Given this campus concern, the Daily Forty-Niner would like to share a list of
qualities it feels the new president should possess so The Beach’s ongoing
scholastic success can continue.
The new president should have charisma to a level that can command large campus
crowds and amaze even small audiences. The president should speak in a way so
as to gain respect and make busy Cal State Long Beach students actually care
what he has to say.
Though he will not likely possess Maxson’s southern charm, the new president
must add his personality to the campus legend. The mannerisms, the jokes, the
public speaking skills — all aspects of charisma should shine from this
president. Students, faculty and staff should be proud to associate themselves
with our new leader because he will resonate an addicting aura worthy of our
universal reverence.
Maxson had his signature “Go Beach No. 1” hand sign. A new president
needs something similar and equally effective to portray Beach Pride.
Speaking of which, the new president must, at all costs, be able to understand
what it truly means to be a part of this university. Not because we are the only
school in the nation with the word “beach” in our name, according
to Answers.com, but because we here have much to be proud of.
A new president must be able to handle the tremendous pressure of a large university
like CSULB. As one of the largest in the state with an equally large faculty
and staff, the new leader must be a figurative four-star general leading The
Beach into academia.
A new president must be able to maintain composure in tough situations. He cannot
be like Will Ferrell in “Old School,” who touted about “remaining
calm” while frantically flailing his arms and smashing a chair against
the lockers.
But on a related serious note, the new president must be here at The Beach for
the long haul. He should remain here through thick and thin — parking or
no parking, grades A through F, NCAA championships to last place in the Big West.
For that matter, a new president must not get lost on the way to work. Los Angeles
County is a vast concrete jungle with formidable traffic. A new president must
not say, “Hey, this weather is great but there’s too many cars here.

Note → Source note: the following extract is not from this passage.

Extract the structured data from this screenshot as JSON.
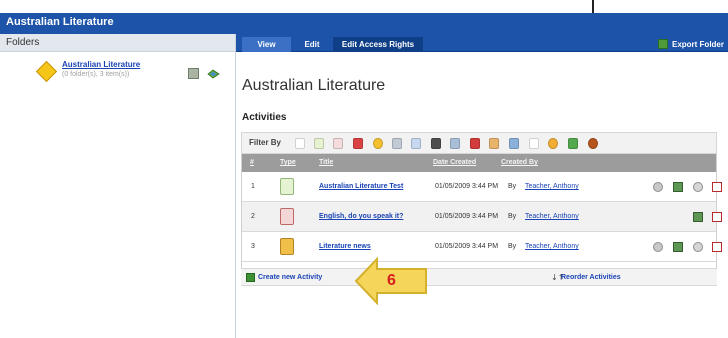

This stinks. I’m out. Thanks for the paycheck, state of California.”
And, continuing the tradition of Maxson, he must place the students above all,
metaphorically before his own mother. Maxson exemplified this trait daily and
any new president should do the same. Presidents should be amongst the students
they represent, not behind some old wooden desk in the drudgery of the office
space scene.
The Daily Forty-Niner expects the best for what U.S. News and World Report has
dubbed a “Best in the West” public university. May the new president
not be a resurrected “Animal House” Dean Wormer, but rather a vibrant,
new individual to help bring CSULB continued accomplishment.